Another novelty of our work is that we introduced a content-based image retrieval tool that identifies similar CXRs based on a metric defined by using the image embeddings given by the second to last layer of ResNet50. As ResNet50 was trained for COVID-19 classification, we expect similar images under this metric to represent similar cases in terms of their clinical condition. This tool enables medical staff to search the database to identify relevant study cases for a new case under consideration. We note that the scoring process for this similarity measure still requires further investigation in a clinical setting. We would ideally like to compare the disease progression for patients that were found by our tool to have similar lung findings.

In the future, we intend to deploy our model for testing in a clinical setting within the hospitals. We also plan to work on COVID-19 severity classification. A limitation of our study is that preexisting medical illnesses and comorbidities were not integrated into the analysis of both COVID-19 and control datasets, due to a lack of access to clinical data of the patients. Our COVID-19-negative cohort comprises patients with a multitude of diseases, but with the absence of precise labels, we cannot analyze our ability to separate between COVID-19 and any specific lung morbidity. Moreover, our classifier is tailored towards portable X-rays within the four hospitals that provided the data. It requires further fine tuning to be used in other hospitals or diagnostic settings.
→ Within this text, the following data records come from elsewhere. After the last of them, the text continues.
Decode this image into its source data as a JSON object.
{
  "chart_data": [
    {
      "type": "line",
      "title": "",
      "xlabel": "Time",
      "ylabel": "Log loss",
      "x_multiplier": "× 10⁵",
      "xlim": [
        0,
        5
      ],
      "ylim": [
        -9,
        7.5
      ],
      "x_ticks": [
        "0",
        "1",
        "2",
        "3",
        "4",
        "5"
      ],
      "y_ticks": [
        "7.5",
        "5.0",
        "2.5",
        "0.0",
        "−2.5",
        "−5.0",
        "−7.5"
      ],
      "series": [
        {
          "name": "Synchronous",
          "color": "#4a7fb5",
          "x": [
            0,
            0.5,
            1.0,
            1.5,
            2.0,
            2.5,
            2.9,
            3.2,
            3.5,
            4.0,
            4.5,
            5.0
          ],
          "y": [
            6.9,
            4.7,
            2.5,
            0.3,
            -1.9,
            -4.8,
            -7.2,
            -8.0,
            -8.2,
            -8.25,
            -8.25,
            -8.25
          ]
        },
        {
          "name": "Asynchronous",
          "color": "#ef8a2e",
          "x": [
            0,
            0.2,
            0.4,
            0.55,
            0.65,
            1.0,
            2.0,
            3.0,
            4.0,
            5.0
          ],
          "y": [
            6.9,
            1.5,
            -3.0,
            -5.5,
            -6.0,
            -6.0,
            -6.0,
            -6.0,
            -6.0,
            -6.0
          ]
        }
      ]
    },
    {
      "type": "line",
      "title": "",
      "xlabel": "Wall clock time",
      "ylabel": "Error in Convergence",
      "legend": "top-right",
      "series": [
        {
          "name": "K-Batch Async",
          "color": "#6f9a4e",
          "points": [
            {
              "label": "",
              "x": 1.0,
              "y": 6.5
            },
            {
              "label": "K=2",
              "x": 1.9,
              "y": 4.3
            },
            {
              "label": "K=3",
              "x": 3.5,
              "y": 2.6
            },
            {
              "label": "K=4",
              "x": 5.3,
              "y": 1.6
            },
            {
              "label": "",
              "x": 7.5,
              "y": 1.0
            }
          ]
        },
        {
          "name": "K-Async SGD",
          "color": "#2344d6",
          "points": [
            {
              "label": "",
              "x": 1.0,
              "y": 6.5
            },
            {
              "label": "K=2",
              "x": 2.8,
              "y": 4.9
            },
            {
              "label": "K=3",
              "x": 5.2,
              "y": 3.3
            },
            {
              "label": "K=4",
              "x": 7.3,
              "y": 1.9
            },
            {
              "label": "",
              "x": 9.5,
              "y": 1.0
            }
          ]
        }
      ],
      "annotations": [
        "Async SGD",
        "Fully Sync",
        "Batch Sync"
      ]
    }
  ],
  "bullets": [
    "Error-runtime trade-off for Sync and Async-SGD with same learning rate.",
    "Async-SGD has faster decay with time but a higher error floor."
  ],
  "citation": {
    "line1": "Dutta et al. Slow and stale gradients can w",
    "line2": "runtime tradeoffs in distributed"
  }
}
In summary, we developed a deep neural network which is able to reliably and rapidly detect patients with COVID-19. Even though medical imaging has not yet been approved as a standalone diagnosis tool [12], we believe it can be used as an aid to medical judgment with the advantage of immediate outcome, leading to improved turnaround times. We further created a tool for X-ray image retrieval based on lung similarities, drawing connections between patients with similar disease manifestations.